Aber weit gefehlt. Unser Vermieter ist der Ansicht, dass er durch die Inflation die Miete um das Siebenfache! erhöhen muss. Das hat uns erst einmal die Sprache verschlagen und so gingen wir ohne Einigung auseinander. Wir hatten deutsch gedacht, wollten mit einer Aussenisolation in das Haus investieren, um es zu erhalten und den Wert zu steigern. Er dagegen sieht aber nur seine unaufhaltsam ansteigenden Lebenshaltungskosten, die er kompensieren muss. Wir sind aber nun mal Rentner und keine reichen Ausländer, die ihn über Gebühr unterstützen können. Somit versuchen wir jetzt erst mal, das Gesagte zu verdauen.

Im Frühjahr werden wir nochmal in neue Verhandlungen treten und hoffen, dass wir uns irgendwo in der Mitte treffen können. Ich beneide jeden mit eigenem Grund und Boden, doch das haben wir leider nicht geschafft.

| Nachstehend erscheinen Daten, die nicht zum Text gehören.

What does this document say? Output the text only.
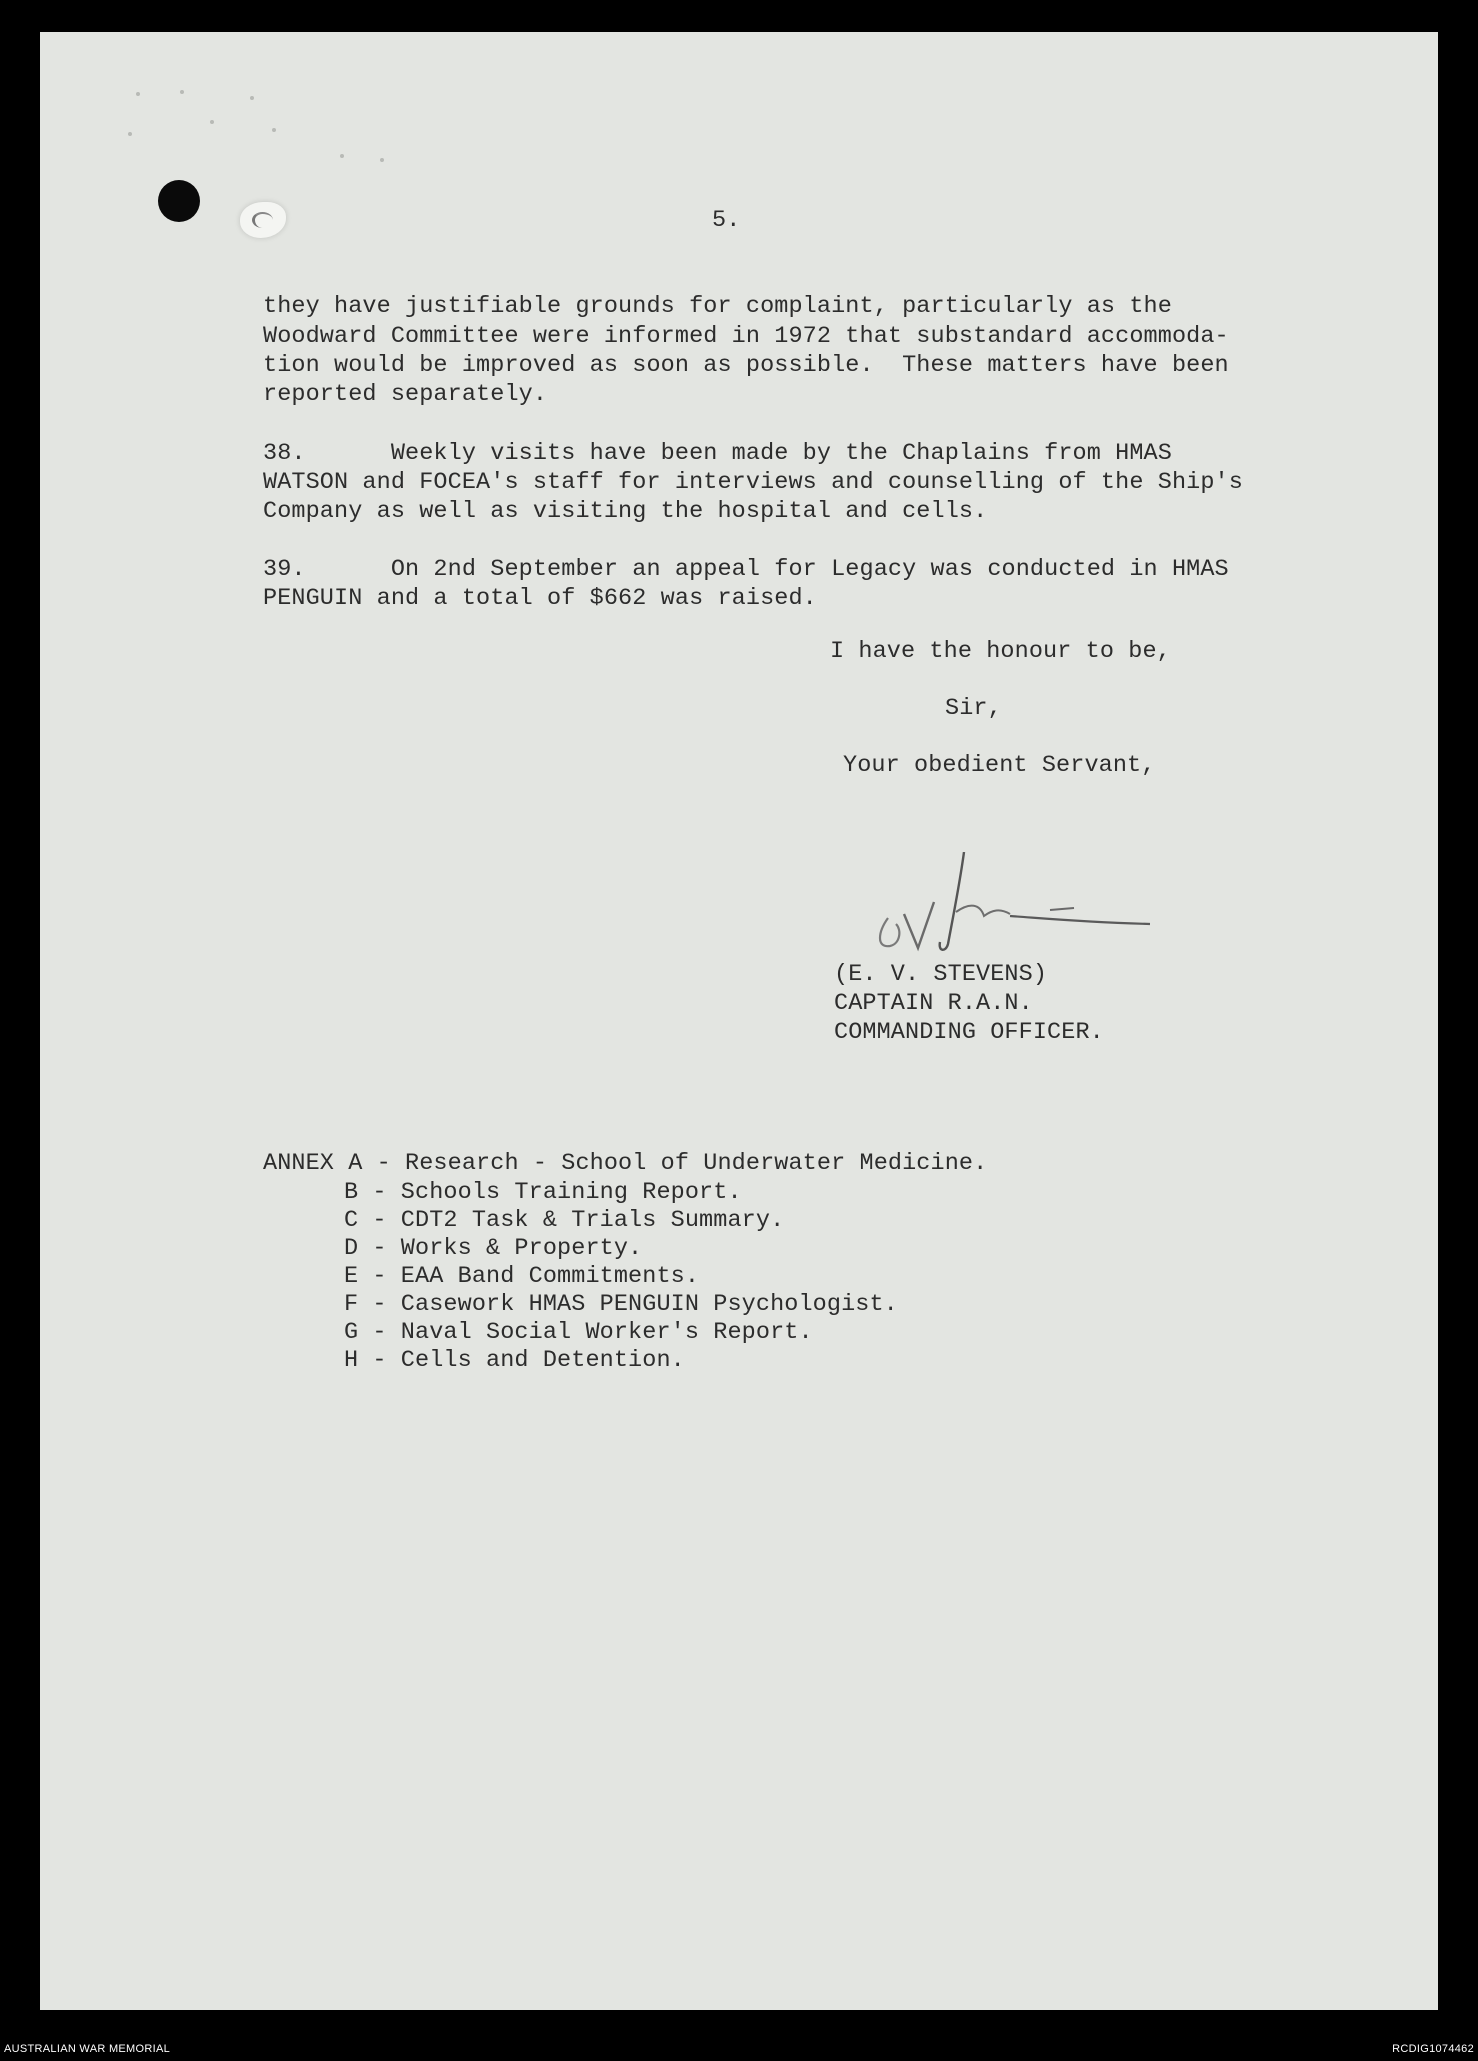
5.
they have justifiable grounds for complaint, particularly as the
Woodward Committee were informed in 1972 that substandard accommoda-
tion would be improved as soon as possible.  These matters have been
reported separately.
38.      Weekly visits have been made by the Chaplains from HMAS
WATSON and FOCEA's staff for interviews and counselling of the Ship's
Company as well as visiting the hospital and cells.
39.      On 2nd September an appeal for Legacy was conducted in HMAS
PENGUIN and a total of $662 was raised.
I have the honour to be,
Sir,
Your obedient Servant,
(E. V. STEVENS)
CAPTAIN R.A.N.
COMMANDING OFFICER.
ANNEX A - Research - School of Underwater Medicine.
B - Schools Training Report.
C - CDT2 Task & Trials Summary.
D - Works & Property.
E - EAA Band Commitments.
F - Casework HMAS PENGUIN Psychologist.
G - Naval Social Worker's Report.
H - Cells and Detention.
AUSTRALIAN WAR MEMORIAL	RCDIG1074462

Nun halten wir die Augen nach einem Plan B offen und hoffen, dass es ein gutes Ende nimmt. Für mich eine tägliche Herausforderung, die mir viel Seelenpein beschert. Doch ein Blick in diese Welt zeigt mir, ganz vielen Menschen geht es wirklich elendig. Da werden wir doch unser „kleines Problem“ irgendwie lösen können. Denn – wir haben noch die Möglichkeit, selbst etwas zu entscheiden. Bei den Opfern von Naturkatastrophen und Krieg sieht das anders aus. Und so versuche ich weiterhin positiv in die Zukunft zu schauen. Hauptsache wir bleiben erst mal gesund, der Rest wird sich finden.